WALL STREET JOURNAL
China Exports Grow, but Remain Weak
Exports slip, but less than expected, leaving trade surplus narrower than forecast
Welding at a Sinotruk plant in Jinan; China’s exports grew in June, reversing May’s decline, but continued to suffer from poor demand. Photo: Guo Xulei/Xinhua/Zuma Press
By Mark Magnier
Updated July 13, 2015 5:05 a.m. ET
BEIJING—Chinese exports were stronger last month but continued to struggle with weak demand from the U.S. and Europe.
Exports in June were up 2.8% in dollar terms from a year earlier, data from the General Administration of Customs showed Monday. This exceeded the median 0.5% forecast of 14 economists surveyed by The Wall Street Journal, and marked a reversal from the 2.5% decline seen in May.
Imports in June were down 6.1% from a year earlier, well short of the expected decline of 16% and of May’s 17.6% decline. The result was a greater-than-expect narrowing of the nation’s trade surplus, to $46.5 billion from $59.49 billion in May. Economists had forecast $55.3 billion.
“Overall, the economy is still weak,” said Huatai Securities economist Lu Ting. “I don’t see a clear rebound.”
Exports continue to suffer from sluggish external demand even as import demand continued to be squeezed by factory overproduction in China, Huang Songping, a spokesman for the customs agency, said Monday. Mr. Huang said exports should grow faster in the second half than in the first half, while imports are projected to decline less sharply for the remainder of the year. Still, the outlook remains challenging.
“China will face big pressure on trade in the next two to three months,” he said.

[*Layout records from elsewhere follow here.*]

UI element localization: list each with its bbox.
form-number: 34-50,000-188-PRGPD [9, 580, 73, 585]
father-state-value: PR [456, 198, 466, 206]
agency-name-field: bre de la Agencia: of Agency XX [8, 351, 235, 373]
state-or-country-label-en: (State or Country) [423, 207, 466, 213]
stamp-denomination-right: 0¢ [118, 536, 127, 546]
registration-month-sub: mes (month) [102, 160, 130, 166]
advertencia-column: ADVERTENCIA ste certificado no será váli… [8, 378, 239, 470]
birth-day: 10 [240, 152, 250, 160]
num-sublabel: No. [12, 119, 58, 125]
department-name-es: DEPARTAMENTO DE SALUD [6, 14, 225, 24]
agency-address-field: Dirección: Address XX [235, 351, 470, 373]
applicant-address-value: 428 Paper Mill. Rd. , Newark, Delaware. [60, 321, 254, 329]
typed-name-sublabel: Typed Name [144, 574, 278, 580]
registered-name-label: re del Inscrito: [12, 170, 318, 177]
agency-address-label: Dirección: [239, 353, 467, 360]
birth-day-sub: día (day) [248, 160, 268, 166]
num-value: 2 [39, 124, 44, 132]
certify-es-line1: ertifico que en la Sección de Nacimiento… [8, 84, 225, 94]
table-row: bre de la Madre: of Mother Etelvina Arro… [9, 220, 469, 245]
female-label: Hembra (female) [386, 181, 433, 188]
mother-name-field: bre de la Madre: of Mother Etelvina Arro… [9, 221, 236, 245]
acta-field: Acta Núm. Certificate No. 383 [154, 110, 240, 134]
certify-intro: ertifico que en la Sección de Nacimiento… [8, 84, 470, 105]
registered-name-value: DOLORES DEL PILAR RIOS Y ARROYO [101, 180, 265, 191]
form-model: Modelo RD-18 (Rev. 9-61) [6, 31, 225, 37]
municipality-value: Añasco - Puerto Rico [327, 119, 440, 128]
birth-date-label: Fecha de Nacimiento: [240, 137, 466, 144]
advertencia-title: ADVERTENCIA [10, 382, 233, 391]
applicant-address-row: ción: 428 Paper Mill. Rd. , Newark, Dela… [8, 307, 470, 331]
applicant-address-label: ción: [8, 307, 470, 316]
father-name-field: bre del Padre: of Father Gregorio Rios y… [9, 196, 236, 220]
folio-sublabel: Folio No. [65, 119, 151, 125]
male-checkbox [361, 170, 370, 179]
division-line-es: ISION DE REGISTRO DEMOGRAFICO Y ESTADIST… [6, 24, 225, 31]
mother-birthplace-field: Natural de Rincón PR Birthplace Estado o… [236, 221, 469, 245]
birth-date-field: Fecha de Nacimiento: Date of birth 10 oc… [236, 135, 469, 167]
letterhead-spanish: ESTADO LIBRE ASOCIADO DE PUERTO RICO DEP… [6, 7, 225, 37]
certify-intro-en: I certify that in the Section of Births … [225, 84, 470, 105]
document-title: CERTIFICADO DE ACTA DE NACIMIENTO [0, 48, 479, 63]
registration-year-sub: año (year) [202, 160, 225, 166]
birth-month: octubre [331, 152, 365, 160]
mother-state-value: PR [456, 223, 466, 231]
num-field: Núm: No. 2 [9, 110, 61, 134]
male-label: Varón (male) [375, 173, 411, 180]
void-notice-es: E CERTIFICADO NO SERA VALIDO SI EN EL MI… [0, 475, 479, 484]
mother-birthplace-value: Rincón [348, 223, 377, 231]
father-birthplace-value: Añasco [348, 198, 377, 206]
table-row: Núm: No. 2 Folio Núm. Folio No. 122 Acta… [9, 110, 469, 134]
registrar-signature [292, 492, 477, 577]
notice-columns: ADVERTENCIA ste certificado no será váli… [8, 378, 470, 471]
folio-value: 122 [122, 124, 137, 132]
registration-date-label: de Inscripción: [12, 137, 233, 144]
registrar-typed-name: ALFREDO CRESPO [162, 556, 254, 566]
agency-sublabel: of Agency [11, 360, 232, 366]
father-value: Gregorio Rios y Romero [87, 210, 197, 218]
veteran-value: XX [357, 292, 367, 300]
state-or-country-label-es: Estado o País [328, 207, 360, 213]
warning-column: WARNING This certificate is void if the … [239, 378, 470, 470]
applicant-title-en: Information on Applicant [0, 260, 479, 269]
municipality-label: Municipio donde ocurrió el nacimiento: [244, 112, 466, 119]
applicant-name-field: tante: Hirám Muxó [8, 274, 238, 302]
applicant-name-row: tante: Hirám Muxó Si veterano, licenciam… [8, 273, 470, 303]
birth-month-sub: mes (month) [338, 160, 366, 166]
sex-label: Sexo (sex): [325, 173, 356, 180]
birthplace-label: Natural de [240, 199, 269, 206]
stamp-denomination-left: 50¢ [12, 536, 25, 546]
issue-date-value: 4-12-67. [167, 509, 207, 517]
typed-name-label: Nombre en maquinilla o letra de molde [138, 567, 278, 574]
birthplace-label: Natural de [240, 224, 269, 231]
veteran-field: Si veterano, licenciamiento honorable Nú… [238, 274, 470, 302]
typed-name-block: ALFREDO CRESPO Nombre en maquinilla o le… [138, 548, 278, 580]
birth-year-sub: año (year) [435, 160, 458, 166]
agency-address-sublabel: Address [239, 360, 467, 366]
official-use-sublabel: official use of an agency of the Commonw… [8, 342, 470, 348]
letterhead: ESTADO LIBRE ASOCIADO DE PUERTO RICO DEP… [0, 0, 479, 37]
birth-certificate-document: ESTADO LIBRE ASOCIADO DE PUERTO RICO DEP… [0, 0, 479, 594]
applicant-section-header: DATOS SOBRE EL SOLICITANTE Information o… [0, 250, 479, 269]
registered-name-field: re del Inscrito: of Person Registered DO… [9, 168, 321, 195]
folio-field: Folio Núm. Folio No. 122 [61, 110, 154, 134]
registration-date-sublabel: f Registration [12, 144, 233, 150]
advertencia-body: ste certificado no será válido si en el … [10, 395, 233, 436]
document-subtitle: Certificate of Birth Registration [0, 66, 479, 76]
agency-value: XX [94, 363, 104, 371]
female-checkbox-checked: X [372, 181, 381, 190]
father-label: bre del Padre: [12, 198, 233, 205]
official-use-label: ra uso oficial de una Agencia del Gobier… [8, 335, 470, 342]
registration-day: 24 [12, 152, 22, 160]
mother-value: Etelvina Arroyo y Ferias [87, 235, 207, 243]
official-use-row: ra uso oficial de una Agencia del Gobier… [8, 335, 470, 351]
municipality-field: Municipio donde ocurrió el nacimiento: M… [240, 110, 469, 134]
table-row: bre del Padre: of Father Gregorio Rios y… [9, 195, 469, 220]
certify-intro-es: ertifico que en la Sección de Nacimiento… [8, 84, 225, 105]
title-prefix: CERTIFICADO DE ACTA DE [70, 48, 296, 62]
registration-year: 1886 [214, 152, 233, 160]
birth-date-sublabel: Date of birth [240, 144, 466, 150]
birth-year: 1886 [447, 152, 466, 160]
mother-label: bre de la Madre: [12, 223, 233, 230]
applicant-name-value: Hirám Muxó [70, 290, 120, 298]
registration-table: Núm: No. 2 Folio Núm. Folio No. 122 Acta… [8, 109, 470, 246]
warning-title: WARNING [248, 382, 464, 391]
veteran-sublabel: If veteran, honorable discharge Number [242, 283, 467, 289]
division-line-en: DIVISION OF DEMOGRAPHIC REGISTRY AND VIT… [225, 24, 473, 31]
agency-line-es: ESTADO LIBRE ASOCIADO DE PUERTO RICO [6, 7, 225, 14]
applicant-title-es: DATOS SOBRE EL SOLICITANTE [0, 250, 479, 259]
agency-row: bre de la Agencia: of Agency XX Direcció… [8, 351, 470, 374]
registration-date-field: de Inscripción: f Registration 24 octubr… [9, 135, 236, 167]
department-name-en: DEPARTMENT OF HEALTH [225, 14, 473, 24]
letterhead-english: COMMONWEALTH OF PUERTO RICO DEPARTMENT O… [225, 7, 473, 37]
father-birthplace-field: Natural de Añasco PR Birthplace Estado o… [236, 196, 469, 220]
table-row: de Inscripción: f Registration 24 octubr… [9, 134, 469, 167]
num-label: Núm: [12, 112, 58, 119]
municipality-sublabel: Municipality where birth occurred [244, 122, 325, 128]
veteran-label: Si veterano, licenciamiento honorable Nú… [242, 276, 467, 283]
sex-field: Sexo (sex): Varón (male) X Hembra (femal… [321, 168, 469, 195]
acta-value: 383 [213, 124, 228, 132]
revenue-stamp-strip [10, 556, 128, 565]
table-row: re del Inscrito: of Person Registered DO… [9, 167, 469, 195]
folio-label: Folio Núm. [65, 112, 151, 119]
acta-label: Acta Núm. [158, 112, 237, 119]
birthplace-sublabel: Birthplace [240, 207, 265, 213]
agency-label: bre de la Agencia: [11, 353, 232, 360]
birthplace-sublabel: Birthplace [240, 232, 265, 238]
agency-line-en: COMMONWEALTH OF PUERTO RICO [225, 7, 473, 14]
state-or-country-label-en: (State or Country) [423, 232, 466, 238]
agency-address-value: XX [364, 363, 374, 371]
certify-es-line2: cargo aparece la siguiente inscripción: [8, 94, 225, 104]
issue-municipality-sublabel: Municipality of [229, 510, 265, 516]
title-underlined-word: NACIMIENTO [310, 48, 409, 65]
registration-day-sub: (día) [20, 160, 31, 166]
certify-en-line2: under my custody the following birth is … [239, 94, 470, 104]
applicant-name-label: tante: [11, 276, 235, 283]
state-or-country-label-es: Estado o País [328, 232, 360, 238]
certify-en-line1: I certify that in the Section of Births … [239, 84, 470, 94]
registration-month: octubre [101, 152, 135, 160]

The export figures come as the world’s second-largest economy faces headwinds despite efforts to push it in late June with cuts in interest rates and required bank reserves.
Domestic demand, manufacturing and real-estate investment remain weak, profit growth at major industrial companies has slowed and auto sales are struggling. And while stocks have clawed some of their losses in recent trading sessions, the benchmark Shanghai Composite declined by some 30% in recent weeks, jolting confidence. Shares were up Monday in morning trading.
Last month, the Commerce Ministry said it was making “every effort” to boost foreign trade by working with other ministries to reduce charges and fees in order to cut costs for exporters.
“Our foreign-trade situation is quite grim,” Ministry of Commerce spokesman Shen Danyang told a news briefing in mid-June, according to the official Xinhua News Agency, citing declining competitiveness among Chinese exporters and exchange-rate shifts that make Chinese goods more expensive than goods priced in some other currencies.
Daniel Wang, general manager of a six-year-old pharmaceuticals trading company based in Shanghai that exports to Africa and the Middle East, said he’s not very optimistic about the future given increasingly fierce competition among Chinese exporters. “Everything is getting more expensive here. And some big state-owned companies continue to exert a monopoly over the drug industry,” he said.
A tax-refund program designed to help exporters is too complicated, Mr. Wang added. “I don’t expect the government to help out much,” he said.
The combination of weak exports and even weaker imports this year continues widen China’s trade surplus. “China is ‘unbalancing,’ again,” said a research note from ING, which forecasts a trade surplus this year of $700 billion, up from $383 billion last year.
China has set a 6% trade-growth target for 2015, which it looks likely to miss. Its foreign trade in the first half was off 6.9% from a year earlier, as exports edged up 0.9% and imports fell 15.5%, official data showed Monday.
—Grace Zhu, Rose Yu and Lilian Lin contributed to this article.